Less than two weeks ago President Obama held a press conference for the express purpose of spiking the football on Obamacare. Despite the troubles, glitches and delays that had plagued the law and its rollout, the president took to the stage to proclaim that they met their (lowered) goal of signing up 8 million people through the exchanges.
“The point is the repeal debate is and should be over,” President Obama said. “The Affordable Care Act is working. And I know the American people don’t want us spending the next two and a half years refighting the settled political battles of the last five years.”
But the president didn’t stop there. He claimed it slowed the growth of health care costs (it didn’t), that it was reducing the deficit (it isn’t) and that it would lower the costs of premiums (it won’t). And while the website that President Obama was lauding may have seemed outwardly fine to consumers, we learned today about just how problematic it remains for another crucial user: insurers. Politico’s Kyle Cheney reports:
The Obamacare website may work for people buying insurance, but beneath the surface, HealthCare.gov is still missing massive, critical pieces — and the deadline for finishing them keeps slipping.
As a result, the system’s “back end” is a tangle of technical workarounds moving billions of taxpayer dollars and consumer-paid premiums between the government and insurers. The parts under construction are essential for key functions such as accurately paying insurers. The longer they lag, experts say, the likelier they’ll trigger accounting problems that could leave the public on the hook for higher premium subsidies or health care costs. . .
The Obama administration posted a document earlier this month indicating that insurers will continue to be paid through an “interim” accounting process — pretty much a spreadsheet and some informed estimates — until at least September. When the permanent system eventually goes live, it could lead to a massive correction that either exposes taxpayers to more costs or puts pressure on insurance companies to raise prices.

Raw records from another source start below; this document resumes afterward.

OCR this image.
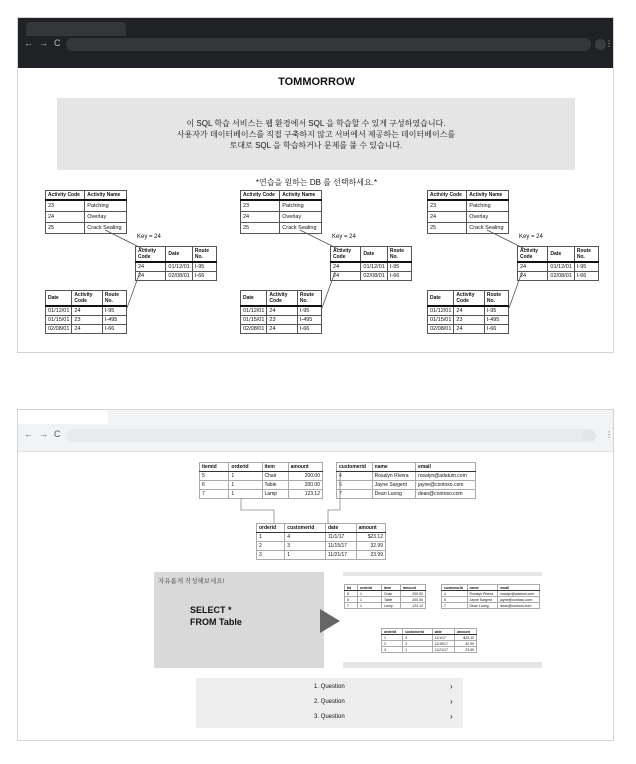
← → C	⋮
TOMMORROW
이 SQL 학습 서비스는 웹 환경에서 SQL 을 학습할 수 있게 구성하였습니다.
사용자가 데이터베이스를 직접 구축하지 않고 서버에서 제공하는 데이터베이스를
토대로 SQL 을 학습하거나 문제를 풀 수 있습니다.
*연습을 원하는 DB 를 선택하세요.*
Activity Code	Activity Name
23	Patching
24	Overlay
25	Crack Sealing
Activity Code	Date	Route No.
24	01/12/01	I-95
24	02/08/01	I-66
Date	Activity Code	Route No.
01/12/01	24	I-95
01/15/01	23	I-495
02/08/01	24	I-66
Key = 24
Activity Code	Activity Name
23	Patching
24	Overlay
25	Crack Sealing
Activity Code	Date	Route No.
24	01/12/01	I-95
24	02/08/01	I-66
Date	Activity Code	Route No.
01/12/01	24	I-95
01/15/01	23	I-495
02/08/01	24	I-66
Key = 24
Activity Code	Activity Name
23	Patching
24	Overlay
25	Crack Sealing
Activity Code	Date	Route No.
24	01/12/01	I-95
24	02/08/01	I-66
Date	Activity Code	Route No.
01/12/01	24	I-95
01/15/01	23	I-495
02/08/01	24	I-66
Key = 24
← → C	⋮
itemid	orderid	item	amount
5	1	Chair	200.00
6	1	Table	200.00
7	1	Lamp	123.12
customerid	name	email
4	Rosalyn Rivera	rosalyn@adatum.com
6	Jayne Sargent	jayne@contoso.com
7	Dean Luong	dean@contoso.com
orderid	customerid	date	amount
1	4	11/1/17	$23.12
2	3	11/15/17	32.99
3	1	11/21/17	23.99
자유롭게 작성해보세요!
SELECT *
FROM Table
tid	orderid	item	amount
5	1	Chair	200.00
6	1	Table	200.00
7	1	Lamp	123.12
customerid	name	email
4	Rosalyn Rivera	rosalyn@adatum.com
6	Jayne Sargent	jayne@contoso.com
7	Dean Luong	dean@contoso.com
orderid	customerid	date	amount
1	4	11/1/17	$23.12
2	3	11/15/17	32.99
3	1	11/21/17	23.99
1. Question	›
2. Question	›
3. Question	›
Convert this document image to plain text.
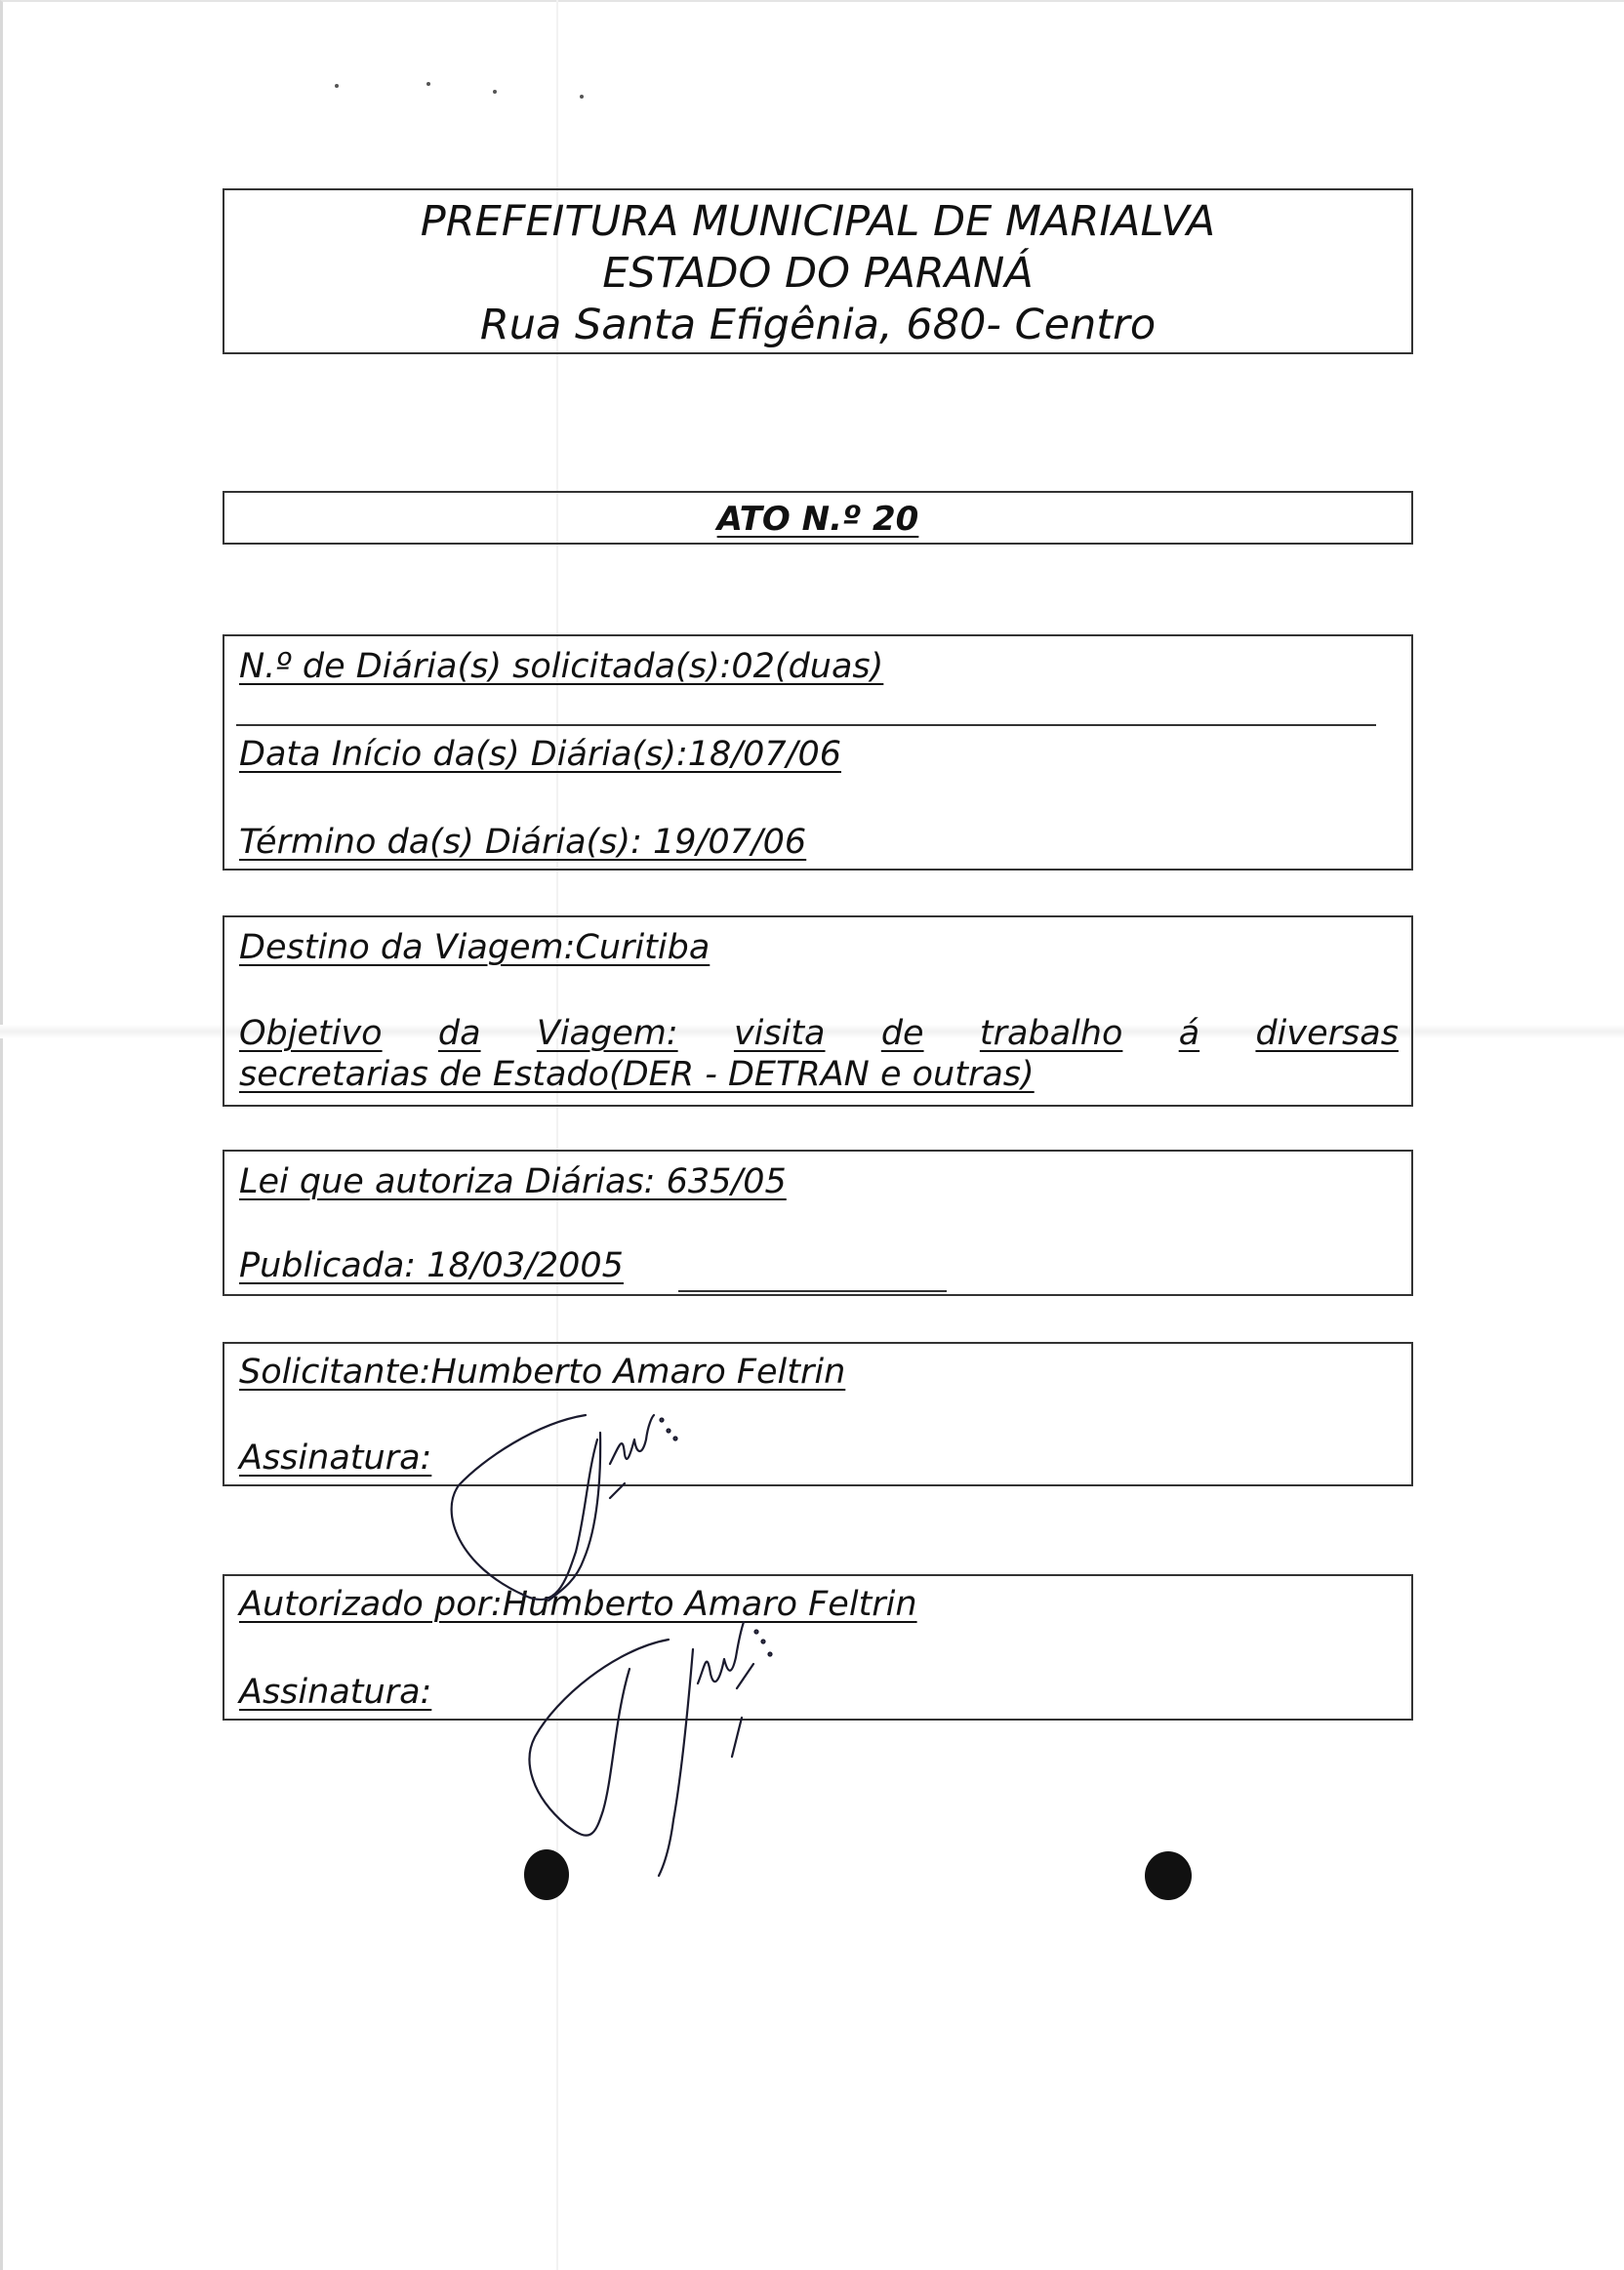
PREFEITURA MUNICIPAL DE MARIALVA
ESTADO DO PARANÁ
Rua Santa Efigênia, 680- Centro
ATO N.º 20
N.º de Diária(s) solicitada(s):02(duas)
Data Início da(s) Diária(s):18/07/06
Término da(s) Diária(s): 19/07/06
Destino da Viagem:Curitiba
Objetivo da Viagem: visita de trabalho á diversas
secretarias de Estado(DER - DETRAN e outras)
Lei que autoriza Diárias: 635/05
Publicada: 18/03/2005
Solicitante:Humberto Amaro Feltrin
Assinatura:
Autorizado por:Humberto Amaro Feltrin
Assinatura:
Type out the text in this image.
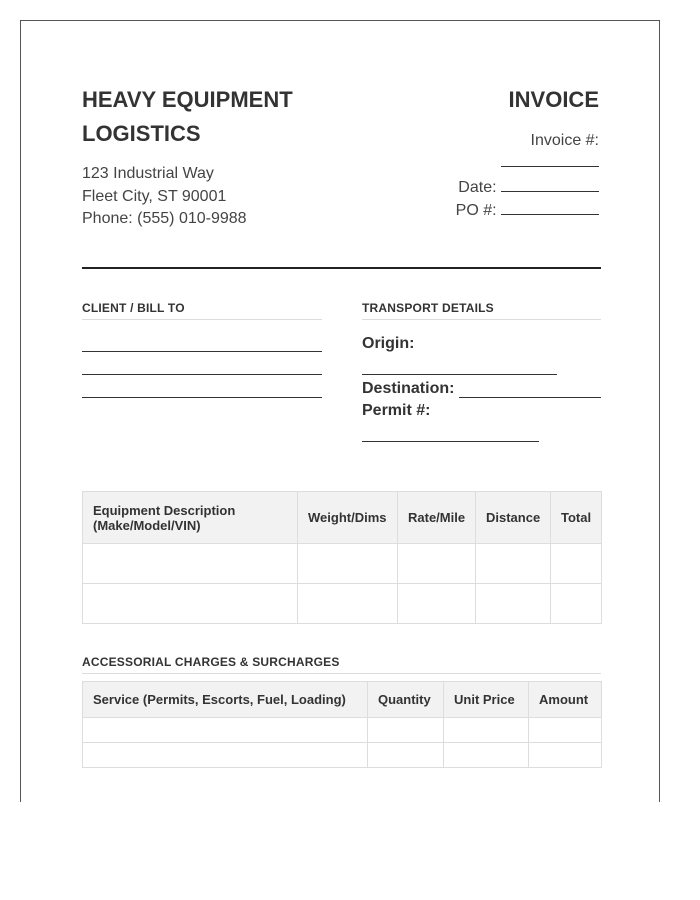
HEAVY EQUIPMENT
LOGISTICS
123 Industrial Way
Fleet City, ST 90001
Phone: (555) 010-9988
INVOICE
Invoice #:
Date:
PO #:
CLIENT / BILL TO	TRANSPORT DETAILS
Origin:
Destination:
Permit #:
Equipment Description (Make/Model/VIN)	Weight/Dims	Rate/Mile	Distance	Total

ACCESSORIAL CHARGES & SURCHARGES
Service (Permits, Escorts, Fuel, Loading)	Quantity	Unit Price	Amount
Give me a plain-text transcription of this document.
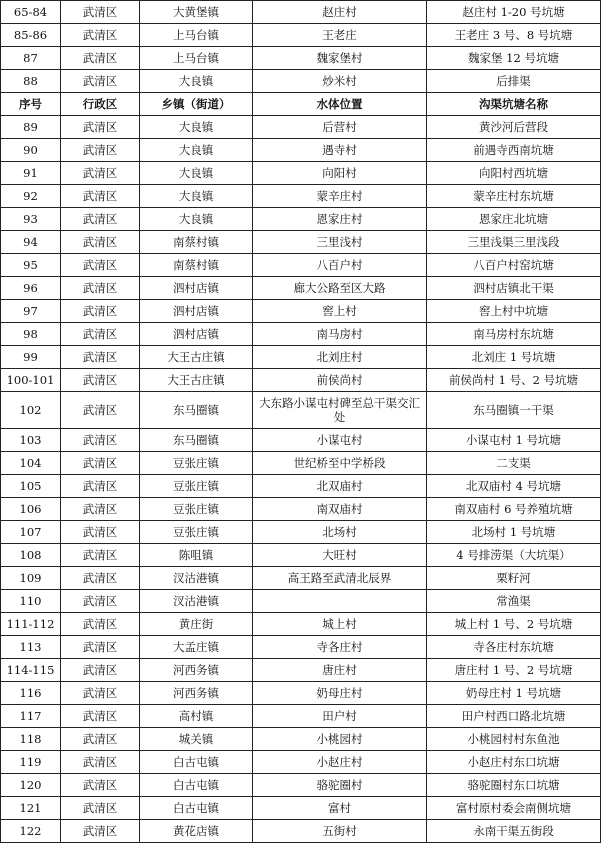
65-84	武清区	大黄堡镇	赵庄村	赵庄村 1-20 号坑塘
85-86	武清区	上马台镇	王老庄	王老庄 3 号、8 号坑塘
87	武清区	上马台镇	魏家堡村	魏家堡 12 号坑塘
88	武清区	大良镇	炒米村	后排渠
序号	行政区	乡镇（街道）	水体位置	沟渠坑塘名称
89	武清区	大良镇	后营村	黄沙河后营段
90	武清区	大良镇	遇寺村	前遇寺西南坑塘
91	武清区	大良镇	向阳村	向阳村西坑塘
92	武清区	大良镇	蒙辛庄村	蒙辛庄村东坑塘
93	武清区	大良镇	恩家庄村	恩家庄北坑塘
94	武清区	南蔡村镇	三里浅村	三里浅渠三里浅段
95	武清区	南蔡村镇	八百户村	八百户村窑坑塘
96	武清区	泗村店镇	廊大公路至区大路	泗村店镇北干渠
97	武清区	泗村店镇	窖上村	窖上村中坑塘
98	武清区	泗村店镇	南马房村	南马房村东坑塘
99	武清区	大王古庄镇	北刘庄村	北刘庄 1 号坑塘
100-101	武清区	大王古庄镇	前侯尚村	前侯尚村 1 号、2 号坑塘
102	武清区	东马圈镇	大东路小谋屯村碑至总干渠交汇处	东马圈镇一干渠
103	武清区	东马圈镇	小谋屯村	小谋屯村 1 号坑塘
104	武清区	豆张庄镇	世纪桥至中学桥段	二支渠
105	武清区	豆张庄镇	北双庙村	北双庙村 4 号坑塘
106	武清区	豆张庄镇	南双庙村	南双庙村 6 号养殖坑塘
107	武清区	豆张庄镇	北场村	北场村 1 号坑塘
108	武清区	陈咀镇	大旺村	4 号排涝渠（大坑渠）
109	武清区	汊沽港镇	高王路至武清北辰界	栗籽河
110	武清区	汊沽港镇		常渔渠
111-112	武清区	黄庄街	城上村	城上村 1 号、2 号坑塘
113	武清区	大孟庄镇	寺各庄村	寺各庄村东坑塘
114-115	武清区	河西务镇	唐庄村	唐庄村 1 号、2 号坑塘
116	武清区	河西务镇	奶母庄村	奶母庄村 1 号坑塘
117	武清区	高村镇	田户村	田户村西口路北坑塘
118	武清区	城关镇	小桃园村	小桃园村村东鱼池
119	武清区	白古屯镇	小赵庄村	小赵庄村东口坑塘
120	武清区	白古屯镇	骆驼圈村	骆驼圈村东口坑塘
121	武清区	白古屯镇	富村	富村原村委会南侧坑塘
122	武清区	黄花店镇	五街村	永南干渠五街段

If you’re like me you’re saying to yourself, “Wait! What? We’re moving billions of taxpayer dollars around based on a hope that the federal government is really good at guessing who that money belongs to?” Actually, yes, that’s exactly what the White House is doing. You see, the current system has no way to actually validate whether a person has actually enrolled in an Obamacare plan and has paid their first month’s premium.
That has two potentially enormous impacts. First, the government could be sending out erroneous payments to providers and insurers because they have no way to crosscheck names and eligibility. And second, without any insight into exactly what the risk profile of the people they are insuring is, insurance companies can’t truly project their costs for next year.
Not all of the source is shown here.